Waits for an arrow key until "q" or "Q" is input.
"""
k = get_player_input()
while k != "quit":
print(k)
k = get_player_input()
print(k)
34.3. Step 2.3: Grid Display#
We provide functions to help you to represent the grid using rich module. Copy/paste the following code into the view.py module.
# Color palette for tiles
TILE_STYLES = {
0: "dim white on grey23", # Empty
2: "black on grey78", # 2
4: "black on grey74", # 4
8: "white on dark_orange", # 8
16: "white on orange1", # 16
32: "white on red", # 32
64: "white on red3", # 64
128: "black on yellow", # 128
256: "black on gold1", # 256
512: "black on yellow1", # 512
1024: "black on gold3", # 1024
2048: "white on yellow1 bold", # 2048
}
def create_console():
"""
Creates a Rich console instance.
Returns:
Console: Console instance
"""
return Console()
def get_tile_style(value):
"""
Returns the style (color, background) for a tile value.
Args:
value (int): Tile value
Returns:
str: Rich style string
"""
if value not in TILE_STYLES:
# For values > 2048
return "white on magenta bold"
return TILE_STYLES[value]
def create_grid_table(state):
"""
Creates a Rich Table representing the game grid.
Args:
state (dict): Game state
Returns:
Table: Styled Rich table
"""
grid = state['grid']
# Create table without headers
table = Table(show_header=False, show_edge=True, show_lines=True, pad_edge=False,
box=rich.box.HEAVY_EDGE, padding=(0, 0))
# Add columns
for _ in range(len(grid)):
table.add_column(justify="center", width=6)
# Add rows with styled tiles
for row in grid:
styled_cells = []
for value in row:
if value == 0:
# Empty cell
cell = Text("·", style=get_tile_style(0))
else:
# Tile with value
cell = Text(str(value), style=get_tile_style(value))
styled_cells.append(cell)
table.add_row(*styled_cells)
return table
Tests to perform:
The following function allow you to create a test grid and display it on a terminal.

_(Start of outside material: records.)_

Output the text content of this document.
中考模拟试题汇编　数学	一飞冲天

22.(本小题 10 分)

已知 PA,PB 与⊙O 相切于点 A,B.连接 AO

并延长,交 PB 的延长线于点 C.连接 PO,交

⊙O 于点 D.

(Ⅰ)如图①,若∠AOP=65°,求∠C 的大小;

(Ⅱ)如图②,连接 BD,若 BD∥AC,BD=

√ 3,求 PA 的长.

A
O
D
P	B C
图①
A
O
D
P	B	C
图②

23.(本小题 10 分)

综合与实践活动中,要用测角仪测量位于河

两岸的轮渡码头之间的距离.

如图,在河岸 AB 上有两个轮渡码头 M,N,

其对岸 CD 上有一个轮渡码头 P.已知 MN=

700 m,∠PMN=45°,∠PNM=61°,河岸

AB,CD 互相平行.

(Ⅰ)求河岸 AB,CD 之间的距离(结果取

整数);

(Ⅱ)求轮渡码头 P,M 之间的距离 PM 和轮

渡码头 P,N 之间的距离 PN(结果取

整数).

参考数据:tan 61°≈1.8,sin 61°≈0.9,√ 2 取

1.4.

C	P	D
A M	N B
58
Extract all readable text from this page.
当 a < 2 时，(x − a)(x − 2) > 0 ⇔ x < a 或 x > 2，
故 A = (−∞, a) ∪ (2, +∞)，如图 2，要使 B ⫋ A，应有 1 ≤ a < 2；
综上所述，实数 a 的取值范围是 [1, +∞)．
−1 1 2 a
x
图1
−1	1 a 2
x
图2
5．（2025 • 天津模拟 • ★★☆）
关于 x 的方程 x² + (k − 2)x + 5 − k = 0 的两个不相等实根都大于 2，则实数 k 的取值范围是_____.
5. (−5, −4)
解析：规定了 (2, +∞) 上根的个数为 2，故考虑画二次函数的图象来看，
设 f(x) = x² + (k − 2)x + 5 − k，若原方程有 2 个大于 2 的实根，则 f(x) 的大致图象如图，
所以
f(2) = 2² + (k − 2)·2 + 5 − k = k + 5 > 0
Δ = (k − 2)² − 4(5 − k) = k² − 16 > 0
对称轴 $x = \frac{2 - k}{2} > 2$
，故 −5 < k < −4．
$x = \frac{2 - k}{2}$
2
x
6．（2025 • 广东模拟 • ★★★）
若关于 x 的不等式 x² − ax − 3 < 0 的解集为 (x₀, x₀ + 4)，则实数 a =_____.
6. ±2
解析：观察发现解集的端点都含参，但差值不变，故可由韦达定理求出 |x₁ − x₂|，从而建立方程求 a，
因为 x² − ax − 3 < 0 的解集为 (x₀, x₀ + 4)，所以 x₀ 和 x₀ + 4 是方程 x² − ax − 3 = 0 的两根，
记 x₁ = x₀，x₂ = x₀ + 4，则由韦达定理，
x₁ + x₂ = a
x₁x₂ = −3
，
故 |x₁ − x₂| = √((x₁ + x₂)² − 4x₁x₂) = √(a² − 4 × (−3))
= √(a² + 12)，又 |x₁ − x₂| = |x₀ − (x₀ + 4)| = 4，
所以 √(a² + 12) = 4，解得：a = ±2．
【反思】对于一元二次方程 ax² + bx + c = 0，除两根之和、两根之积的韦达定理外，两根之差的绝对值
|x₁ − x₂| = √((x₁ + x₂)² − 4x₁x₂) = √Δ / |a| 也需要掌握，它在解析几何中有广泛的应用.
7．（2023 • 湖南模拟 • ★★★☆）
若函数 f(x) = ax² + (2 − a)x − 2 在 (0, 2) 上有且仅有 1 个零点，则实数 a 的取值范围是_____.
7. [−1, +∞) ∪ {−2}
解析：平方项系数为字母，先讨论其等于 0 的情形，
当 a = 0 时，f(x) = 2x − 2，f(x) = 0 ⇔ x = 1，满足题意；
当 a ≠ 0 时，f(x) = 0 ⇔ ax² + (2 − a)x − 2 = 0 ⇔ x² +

Remember, you should use a terminal to execute your programm. Do not use the run current script buton (green arrow).
def test_grid_display():
"""
Test function to display a sample grid.
"""
state = {
'grid': [
[2, 0, 0, 2],
[4, 4, 0, 0],
[0, 0, 8, 8],
[16, 0, 0, 16]
],
'score': 0,
'game_over': False
}
console = create_console() # Create a console instance
table = create_grid_table(state) # Create the grid table
console.clear() # Clear the console
console.print(table) # Print the table to the console
You should see something like that.
35. Part 3: The Controller (Interaction Management)#
You have now all functionalities to implement the controller of the game.

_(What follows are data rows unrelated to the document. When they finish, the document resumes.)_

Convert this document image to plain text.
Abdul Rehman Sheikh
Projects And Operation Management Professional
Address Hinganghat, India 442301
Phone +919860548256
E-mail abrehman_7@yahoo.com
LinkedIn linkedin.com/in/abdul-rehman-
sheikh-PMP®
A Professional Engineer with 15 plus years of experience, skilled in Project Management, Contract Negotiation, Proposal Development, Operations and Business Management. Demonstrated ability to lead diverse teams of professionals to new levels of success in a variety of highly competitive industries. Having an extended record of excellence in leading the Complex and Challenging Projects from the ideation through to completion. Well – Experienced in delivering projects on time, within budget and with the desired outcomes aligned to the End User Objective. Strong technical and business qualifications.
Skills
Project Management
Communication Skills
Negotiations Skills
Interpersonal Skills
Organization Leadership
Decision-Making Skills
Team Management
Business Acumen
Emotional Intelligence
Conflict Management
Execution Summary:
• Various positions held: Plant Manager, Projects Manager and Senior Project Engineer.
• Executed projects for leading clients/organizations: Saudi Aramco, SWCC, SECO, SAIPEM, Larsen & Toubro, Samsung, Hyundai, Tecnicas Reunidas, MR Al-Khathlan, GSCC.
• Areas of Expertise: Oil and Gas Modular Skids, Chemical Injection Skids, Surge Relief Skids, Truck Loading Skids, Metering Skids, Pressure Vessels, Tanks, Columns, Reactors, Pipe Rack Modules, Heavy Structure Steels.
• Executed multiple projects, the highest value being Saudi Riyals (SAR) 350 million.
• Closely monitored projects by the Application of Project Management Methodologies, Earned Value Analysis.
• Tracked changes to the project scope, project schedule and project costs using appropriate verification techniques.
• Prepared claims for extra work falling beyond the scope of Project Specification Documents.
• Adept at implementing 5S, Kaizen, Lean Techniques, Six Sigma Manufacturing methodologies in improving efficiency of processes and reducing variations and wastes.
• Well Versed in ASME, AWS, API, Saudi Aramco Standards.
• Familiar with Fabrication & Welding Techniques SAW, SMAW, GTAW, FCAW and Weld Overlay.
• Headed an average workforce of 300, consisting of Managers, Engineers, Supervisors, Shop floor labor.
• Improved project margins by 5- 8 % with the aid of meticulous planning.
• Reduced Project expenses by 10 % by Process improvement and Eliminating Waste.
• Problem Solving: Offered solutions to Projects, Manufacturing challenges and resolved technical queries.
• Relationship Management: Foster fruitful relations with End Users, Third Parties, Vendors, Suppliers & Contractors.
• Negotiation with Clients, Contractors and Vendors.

35.1. Step 3.1: Keyboard Input Management with Blessed#
Goal: Create a controller.py module and use functions from model and view to implement the game.
To Implement:
import model
import view
def game_loop():
"""
Main game loop for 2048. Create a new game state, add two initial tiles,
and repeatedly get player input to play moves until the game is over. Then quits and display the player score.
:return:
"""
pass
---------------------------------------------------------------------------
ModuleNotFoundError Traceback (most recent call last)
Cell In[8], line 1
----> 1 import model
2 import view
4 def game_loop():
ModuleNotFoundError: No module named 'model'
36. Part 4: Show your skills#
Your project is now complete in its minimal version.

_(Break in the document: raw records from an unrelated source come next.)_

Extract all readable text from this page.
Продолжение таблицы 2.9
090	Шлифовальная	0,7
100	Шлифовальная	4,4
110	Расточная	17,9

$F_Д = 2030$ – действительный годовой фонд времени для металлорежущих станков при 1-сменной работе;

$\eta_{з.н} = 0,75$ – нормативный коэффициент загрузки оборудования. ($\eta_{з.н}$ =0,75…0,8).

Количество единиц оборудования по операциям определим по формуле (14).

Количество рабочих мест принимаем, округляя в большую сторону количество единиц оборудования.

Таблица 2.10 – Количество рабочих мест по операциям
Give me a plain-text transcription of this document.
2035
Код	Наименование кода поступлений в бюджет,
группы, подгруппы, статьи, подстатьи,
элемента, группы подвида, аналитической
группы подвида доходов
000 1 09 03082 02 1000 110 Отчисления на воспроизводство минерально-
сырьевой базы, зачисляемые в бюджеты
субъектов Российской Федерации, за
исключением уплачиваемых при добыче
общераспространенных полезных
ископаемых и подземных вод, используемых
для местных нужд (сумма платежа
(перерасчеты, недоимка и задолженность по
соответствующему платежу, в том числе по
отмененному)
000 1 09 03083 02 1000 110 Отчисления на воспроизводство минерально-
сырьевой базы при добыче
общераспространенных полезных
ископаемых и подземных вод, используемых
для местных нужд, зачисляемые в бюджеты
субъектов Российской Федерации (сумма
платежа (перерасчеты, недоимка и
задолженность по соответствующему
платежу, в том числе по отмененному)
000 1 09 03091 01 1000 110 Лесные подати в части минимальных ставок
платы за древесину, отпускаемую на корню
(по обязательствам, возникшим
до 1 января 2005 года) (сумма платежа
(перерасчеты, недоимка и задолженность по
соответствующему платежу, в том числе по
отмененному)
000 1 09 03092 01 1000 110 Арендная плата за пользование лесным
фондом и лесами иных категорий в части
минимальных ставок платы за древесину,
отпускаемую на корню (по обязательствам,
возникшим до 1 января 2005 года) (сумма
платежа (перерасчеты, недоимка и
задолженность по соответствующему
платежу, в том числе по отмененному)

You can now show your capabilities. You can implement any new features you choose. For example:
The ability to quit and resume a game later with a save file.
A high score table that is saved between launches.
A graphical interface using Pygame.
An AI that plays for you.
…
However, here are a few constraints:
The model/view/controller structure must be maintained.
The model must not change unless a specific reason is provided. It can, however, be expanded.
Documentation in the form of a README.txt file must document and explain the features you have chosen to implement.
At the end of your work, you will upload the directory containing all your source code and documentation in ZIP format (only zip, no 7zip or rar, or anything else). You will find on EDUNAO a link to upload your project. The deadline is the 4th january 2026 at 23h59.